Palavras-chave: Saúde mental; HIV; determinantes sociais da saúde.
Relationship of sociodeterminant factors and their implication on the mental health of people living with human immunodeficiency virus
Introduction: Mental health has great relevance in the care of people living with HIV as studies indicate a greater likelihood of mental damage after the discovery of positive serology, considering the social stigma and prejudice suffered. Objective: The epidemiological profile was analyzed based on the social determinants of health of people living with HIV in the municipality of Ananindeua, with greater susceptibility to psychological damage, allowing the description of this profile, highlighting the importance of mental health care, correlating the social factors to these damages. Methods: Cross-sectional study, with documentary analysis of the medical records of patients followed by the Specialized Care Service in the city of Ananindeua. Results: The sample comprised a total of 600 medical records, only those that met the inclusion criteria were considered, resulting in 125 PLHIV (People Living with Human Immunodeficiency Virus) with mental health damage. It was found that 61% of patients suffering from mental illness are men, more than 50% are aged between 20 and 49 years, 64% are heterosexual, 27.2% have completed secondary education and 52% have some permanent job, according to records collected from medical records. Conclusion: Patient health care corresponds not only to treating the disease, but to allow comprehensive and multidisciplinary care for PLHIV, taking into account the social and mental factors to which the patient is involved.

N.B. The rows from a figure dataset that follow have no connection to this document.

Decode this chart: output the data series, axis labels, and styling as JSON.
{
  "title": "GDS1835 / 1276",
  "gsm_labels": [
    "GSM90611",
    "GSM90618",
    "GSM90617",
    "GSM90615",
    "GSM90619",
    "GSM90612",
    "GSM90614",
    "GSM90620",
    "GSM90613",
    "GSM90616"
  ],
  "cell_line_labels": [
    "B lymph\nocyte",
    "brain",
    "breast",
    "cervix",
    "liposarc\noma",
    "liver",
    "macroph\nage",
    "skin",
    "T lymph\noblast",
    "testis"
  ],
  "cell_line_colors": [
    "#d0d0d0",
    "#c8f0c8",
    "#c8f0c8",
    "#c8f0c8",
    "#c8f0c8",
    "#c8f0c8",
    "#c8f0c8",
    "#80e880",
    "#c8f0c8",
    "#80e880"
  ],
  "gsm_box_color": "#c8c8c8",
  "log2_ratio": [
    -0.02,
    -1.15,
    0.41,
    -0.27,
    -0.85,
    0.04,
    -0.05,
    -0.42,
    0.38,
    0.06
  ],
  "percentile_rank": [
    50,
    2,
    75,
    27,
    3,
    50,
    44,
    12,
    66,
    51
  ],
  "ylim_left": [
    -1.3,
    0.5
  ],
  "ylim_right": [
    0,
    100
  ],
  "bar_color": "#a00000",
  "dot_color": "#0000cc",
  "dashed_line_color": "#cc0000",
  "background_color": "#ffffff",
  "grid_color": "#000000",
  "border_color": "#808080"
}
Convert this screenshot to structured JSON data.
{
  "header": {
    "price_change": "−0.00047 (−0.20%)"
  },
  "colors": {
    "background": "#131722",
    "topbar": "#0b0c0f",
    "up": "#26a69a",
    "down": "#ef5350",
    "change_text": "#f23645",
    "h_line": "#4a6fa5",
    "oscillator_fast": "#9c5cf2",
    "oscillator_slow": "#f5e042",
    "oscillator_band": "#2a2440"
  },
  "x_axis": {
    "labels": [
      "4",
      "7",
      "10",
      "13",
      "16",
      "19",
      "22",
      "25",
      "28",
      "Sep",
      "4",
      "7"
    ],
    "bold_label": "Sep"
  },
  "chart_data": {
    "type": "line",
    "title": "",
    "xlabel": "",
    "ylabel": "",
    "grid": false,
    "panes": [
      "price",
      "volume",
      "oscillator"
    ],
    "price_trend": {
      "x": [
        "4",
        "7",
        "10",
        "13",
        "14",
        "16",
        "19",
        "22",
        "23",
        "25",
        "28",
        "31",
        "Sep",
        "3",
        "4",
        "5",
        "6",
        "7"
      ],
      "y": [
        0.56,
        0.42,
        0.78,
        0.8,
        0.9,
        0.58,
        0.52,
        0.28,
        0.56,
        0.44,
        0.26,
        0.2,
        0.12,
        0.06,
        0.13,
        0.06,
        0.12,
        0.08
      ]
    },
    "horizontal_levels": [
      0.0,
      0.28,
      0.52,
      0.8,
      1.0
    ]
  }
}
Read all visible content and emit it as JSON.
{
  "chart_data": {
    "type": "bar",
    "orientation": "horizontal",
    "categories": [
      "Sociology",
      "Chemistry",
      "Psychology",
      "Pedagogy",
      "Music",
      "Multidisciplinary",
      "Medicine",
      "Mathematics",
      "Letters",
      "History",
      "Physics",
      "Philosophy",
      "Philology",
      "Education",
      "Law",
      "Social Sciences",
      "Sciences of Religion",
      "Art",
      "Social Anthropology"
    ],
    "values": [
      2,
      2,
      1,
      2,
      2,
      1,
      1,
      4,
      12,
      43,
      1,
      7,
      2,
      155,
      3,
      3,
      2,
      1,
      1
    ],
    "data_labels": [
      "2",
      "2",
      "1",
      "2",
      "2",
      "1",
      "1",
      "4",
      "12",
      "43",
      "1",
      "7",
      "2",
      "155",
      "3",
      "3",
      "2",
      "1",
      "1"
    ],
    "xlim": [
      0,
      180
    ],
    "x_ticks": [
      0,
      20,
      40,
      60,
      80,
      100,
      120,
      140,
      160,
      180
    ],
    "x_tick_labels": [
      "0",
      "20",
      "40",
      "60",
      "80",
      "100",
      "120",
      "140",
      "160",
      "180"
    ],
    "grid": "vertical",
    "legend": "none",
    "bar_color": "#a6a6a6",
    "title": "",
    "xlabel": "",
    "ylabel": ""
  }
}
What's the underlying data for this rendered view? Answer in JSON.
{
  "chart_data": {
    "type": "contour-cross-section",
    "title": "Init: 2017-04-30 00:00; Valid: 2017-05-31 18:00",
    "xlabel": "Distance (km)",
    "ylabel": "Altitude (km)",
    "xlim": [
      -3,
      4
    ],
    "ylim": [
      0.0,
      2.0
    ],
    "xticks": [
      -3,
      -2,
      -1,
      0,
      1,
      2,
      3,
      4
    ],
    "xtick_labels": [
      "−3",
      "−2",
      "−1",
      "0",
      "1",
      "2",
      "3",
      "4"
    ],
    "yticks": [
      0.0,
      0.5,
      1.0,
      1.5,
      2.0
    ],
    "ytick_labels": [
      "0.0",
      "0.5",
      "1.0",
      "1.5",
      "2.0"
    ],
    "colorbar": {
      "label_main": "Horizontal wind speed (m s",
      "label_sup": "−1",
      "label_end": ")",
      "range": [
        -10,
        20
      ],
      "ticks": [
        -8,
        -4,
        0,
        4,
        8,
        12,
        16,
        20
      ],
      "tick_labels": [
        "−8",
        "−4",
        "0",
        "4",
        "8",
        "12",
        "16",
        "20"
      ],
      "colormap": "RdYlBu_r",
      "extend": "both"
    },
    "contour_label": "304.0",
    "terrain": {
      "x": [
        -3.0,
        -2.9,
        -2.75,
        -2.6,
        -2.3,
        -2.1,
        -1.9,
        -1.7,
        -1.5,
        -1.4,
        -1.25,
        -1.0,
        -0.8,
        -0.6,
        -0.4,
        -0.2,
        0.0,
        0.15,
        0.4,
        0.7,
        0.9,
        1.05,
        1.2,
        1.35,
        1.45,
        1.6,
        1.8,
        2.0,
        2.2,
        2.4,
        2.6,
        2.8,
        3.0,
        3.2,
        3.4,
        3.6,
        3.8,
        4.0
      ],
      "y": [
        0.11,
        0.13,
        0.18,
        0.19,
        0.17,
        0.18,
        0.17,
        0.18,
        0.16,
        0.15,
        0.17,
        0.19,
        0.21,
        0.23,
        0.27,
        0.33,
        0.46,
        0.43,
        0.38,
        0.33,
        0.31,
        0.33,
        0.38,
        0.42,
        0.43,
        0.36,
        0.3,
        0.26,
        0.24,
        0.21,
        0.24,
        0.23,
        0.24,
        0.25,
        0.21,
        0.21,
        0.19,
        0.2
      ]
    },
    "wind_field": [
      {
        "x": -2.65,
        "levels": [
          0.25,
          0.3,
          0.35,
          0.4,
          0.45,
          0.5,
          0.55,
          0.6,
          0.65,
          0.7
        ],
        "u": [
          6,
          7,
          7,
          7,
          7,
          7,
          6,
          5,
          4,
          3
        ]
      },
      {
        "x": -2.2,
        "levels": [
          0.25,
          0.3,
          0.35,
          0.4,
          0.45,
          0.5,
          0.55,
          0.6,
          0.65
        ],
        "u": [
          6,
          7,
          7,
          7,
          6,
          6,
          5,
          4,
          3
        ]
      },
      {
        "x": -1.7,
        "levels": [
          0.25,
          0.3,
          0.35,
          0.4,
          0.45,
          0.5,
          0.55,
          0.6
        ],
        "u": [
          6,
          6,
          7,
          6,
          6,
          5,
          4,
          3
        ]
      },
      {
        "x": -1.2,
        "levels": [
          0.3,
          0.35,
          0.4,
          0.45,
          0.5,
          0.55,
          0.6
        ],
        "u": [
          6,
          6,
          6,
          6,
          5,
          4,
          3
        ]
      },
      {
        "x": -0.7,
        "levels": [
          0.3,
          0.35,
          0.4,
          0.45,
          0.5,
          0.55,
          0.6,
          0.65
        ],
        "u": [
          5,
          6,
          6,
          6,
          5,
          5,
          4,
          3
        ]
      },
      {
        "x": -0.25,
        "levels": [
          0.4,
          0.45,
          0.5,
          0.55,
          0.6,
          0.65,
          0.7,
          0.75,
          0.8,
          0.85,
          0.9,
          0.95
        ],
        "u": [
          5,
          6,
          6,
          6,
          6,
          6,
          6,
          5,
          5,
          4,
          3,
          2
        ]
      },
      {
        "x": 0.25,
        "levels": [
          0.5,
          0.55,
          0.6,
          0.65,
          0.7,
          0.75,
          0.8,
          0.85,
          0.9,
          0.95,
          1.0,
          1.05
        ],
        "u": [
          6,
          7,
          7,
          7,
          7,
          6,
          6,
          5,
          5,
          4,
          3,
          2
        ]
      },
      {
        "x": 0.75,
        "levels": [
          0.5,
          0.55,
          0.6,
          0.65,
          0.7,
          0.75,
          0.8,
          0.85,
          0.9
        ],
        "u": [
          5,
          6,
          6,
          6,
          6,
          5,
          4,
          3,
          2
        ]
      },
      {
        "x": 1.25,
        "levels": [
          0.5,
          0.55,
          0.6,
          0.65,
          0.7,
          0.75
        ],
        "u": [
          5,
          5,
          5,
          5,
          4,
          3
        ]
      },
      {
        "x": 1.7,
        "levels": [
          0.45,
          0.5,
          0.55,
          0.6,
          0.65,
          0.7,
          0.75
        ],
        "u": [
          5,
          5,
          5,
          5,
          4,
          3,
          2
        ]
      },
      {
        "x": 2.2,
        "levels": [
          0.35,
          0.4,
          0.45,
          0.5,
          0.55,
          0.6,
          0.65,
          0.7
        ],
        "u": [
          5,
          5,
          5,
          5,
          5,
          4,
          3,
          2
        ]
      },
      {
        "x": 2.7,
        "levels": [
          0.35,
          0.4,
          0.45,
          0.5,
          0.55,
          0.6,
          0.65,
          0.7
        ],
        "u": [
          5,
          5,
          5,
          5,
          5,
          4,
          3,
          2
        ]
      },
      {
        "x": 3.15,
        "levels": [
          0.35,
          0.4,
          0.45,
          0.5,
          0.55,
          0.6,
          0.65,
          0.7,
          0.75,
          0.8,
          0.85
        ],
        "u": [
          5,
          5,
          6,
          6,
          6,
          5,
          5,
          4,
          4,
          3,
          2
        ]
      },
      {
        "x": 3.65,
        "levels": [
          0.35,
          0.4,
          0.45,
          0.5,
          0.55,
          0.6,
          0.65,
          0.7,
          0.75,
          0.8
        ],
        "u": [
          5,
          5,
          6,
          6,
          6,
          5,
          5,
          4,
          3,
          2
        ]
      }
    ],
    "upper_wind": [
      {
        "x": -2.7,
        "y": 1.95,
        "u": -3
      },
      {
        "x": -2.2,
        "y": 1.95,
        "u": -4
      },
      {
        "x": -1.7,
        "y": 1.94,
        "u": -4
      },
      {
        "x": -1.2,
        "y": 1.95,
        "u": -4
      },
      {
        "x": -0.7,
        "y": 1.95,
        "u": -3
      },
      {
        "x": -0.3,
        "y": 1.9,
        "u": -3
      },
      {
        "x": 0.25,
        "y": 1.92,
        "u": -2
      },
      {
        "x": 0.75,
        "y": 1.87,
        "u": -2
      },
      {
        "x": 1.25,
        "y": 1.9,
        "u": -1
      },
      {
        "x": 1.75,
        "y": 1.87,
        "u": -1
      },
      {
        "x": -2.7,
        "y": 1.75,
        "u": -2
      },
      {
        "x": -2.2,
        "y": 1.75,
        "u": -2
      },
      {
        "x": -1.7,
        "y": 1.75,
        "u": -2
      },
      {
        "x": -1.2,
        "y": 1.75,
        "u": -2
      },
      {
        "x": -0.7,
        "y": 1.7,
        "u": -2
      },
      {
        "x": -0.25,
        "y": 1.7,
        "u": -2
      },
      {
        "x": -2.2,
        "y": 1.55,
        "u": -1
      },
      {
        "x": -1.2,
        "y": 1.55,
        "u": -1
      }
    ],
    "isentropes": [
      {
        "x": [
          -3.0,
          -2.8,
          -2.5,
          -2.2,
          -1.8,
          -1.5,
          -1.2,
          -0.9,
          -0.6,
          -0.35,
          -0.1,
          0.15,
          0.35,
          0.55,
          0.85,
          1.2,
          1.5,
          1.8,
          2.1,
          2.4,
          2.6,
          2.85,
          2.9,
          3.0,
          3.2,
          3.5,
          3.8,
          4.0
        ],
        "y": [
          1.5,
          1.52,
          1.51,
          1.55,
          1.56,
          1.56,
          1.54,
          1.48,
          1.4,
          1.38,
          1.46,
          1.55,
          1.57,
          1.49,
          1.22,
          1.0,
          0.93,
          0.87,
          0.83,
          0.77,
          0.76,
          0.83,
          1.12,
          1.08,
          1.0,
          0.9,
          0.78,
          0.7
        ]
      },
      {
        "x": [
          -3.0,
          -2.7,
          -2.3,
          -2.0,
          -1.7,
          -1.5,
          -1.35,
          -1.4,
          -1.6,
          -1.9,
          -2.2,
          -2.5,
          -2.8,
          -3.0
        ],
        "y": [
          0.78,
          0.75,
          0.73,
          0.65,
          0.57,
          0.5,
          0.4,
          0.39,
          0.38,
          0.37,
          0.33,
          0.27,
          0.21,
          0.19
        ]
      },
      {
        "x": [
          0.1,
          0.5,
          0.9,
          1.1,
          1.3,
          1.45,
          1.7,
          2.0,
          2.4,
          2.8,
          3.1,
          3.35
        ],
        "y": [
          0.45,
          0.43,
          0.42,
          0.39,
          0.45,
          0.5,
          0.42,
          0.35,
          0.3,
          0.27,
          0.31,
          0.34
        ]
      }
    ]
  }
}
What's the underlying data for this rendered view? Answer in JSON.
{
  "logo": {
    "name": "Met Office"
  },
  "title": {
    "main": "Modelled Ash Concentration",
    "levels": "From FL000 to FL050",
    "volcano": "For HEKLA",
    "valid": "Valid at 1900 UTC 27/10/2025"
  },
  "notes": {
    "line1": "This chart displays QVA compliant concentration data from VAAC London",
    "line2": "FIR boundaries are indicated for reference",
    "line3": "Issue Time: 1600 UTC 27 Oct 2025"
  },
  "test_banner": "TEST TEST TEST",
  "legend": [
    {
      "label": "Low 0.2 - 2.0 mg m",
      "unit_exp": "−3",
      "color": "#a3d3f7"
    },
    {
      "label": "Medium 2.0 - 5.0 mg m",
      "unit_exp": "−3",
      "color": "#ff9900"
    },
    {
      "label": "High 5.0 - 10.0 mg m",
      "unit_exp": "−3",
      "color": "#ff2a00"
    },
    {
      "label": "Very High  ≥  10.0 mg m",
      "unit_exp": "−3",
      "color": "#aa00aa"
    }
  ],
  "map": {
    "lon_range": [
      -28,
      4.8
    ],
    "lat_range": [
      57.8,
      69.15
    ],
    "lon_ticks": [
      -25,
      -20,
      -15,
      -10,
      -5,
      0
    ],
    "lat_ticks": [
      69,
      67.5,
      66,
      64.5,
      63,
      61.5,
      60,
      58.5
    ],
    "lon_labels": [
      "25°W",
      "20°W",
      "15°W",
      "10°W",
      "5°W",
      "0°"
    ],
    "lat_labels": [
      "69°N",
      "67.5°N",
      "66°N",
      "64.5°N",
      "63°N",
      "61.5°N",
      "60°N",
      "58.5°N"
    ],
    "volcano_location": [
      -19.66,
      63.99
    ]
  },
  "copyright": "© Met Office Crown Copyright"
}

Keywords: Mental health; HIV; social determinants of health.
Relación de factores sociodeterminantes y su implicación en la salud mental de las personas que viven com virus de inmunodeficiencia humana
Introducción: La salud mental tiene gran relevancia en la atención de las personas que viven con VIH ya que estudios indican una mayor probabilidad de daño mental luego del descubrimiento de serología positiva, considerando el estigma y prejuicio social sufrido. Objetivo: Se analizó el perfil epidemiológico con base en los determinantes sociales de la salud de las personas que viven con VIH en el municipio de Ananindeua, con mayor susceptibilidad al daño psicológico, permitiendo la descripción de este perfil, destacando la importancia de la atención a la salud mental, correlacionando el perfil social. factores que influyen en estos daños. Métodos: Estudio transversal, con análisis documental de las historias clínicas de los pacientes seguidos por el Servicio de Atención Especializada de la ciudad de Ananindeua. Resultados: La muestra estuvo compuesta por un total de 600 historias clínicas, solo se consideraron aquellas que cumplieron con los criterios de inclusión, resultando 125 PVVIH (Personas Viviendo Con Virus de Inmunodeficiencia Humana) con daños en la salud mental. Se encontró que el 61% de los pacientes que padecen una enfermedad mental son hombres, más del 50% tienen edades entre 20 y 49 años, el 64% son heterosexuales, el 27,2% tiene educación secundaria completa y el 52% tiene algún trabajo fijo, según registros recopilados de los registros médicos. Conclusión: La atención de la salud del paciente corresponde no sólo al tratamiento de la enfermedad, sino a permitir una atención integral y multidisciplinaria a las personas que viven con el VIH, teniendo en cuenta los factores sociales y mentales en los que está involucrado el paciente.
Palabras-clave: Salud mental; VIH; determinantes sociales de la salud.
A infecção pelo vírus da imunodeficiência humana (HIV) é atualmente um grande problema de saúde pública no Brasil, devido aos elevados índices de casos nos últimos anos e a não adesão à terapia antirretroviral (TARV), ocasionando sua maior transmissão. As principais células atingidas pelo retrovírus são os linfócitos T CD4+, no qual terão seu DNA modificado para replicação do vírus, tornando o indivíduo portador mais vulnerável às doenças inoportunas e transformando o ser humano em seu reservatório [1].
A descoberta da sorologia reagente para HIV tem potencial de desencadear impactos psicossociais negativos no momento do diagnóstico que podem levar a estados emocionais desfavoráveis ao desenvolvimento futuro, tal como o temor do preconceito, medo do óbito iminente, desânimo, isolamento social e estigmas associados à PVHIV. Além disso, o desamparo familiar e ausência de assistência social resultam a não adesão ao tratamento e menor capacidade de lidar e superar as primeiras impressões [2].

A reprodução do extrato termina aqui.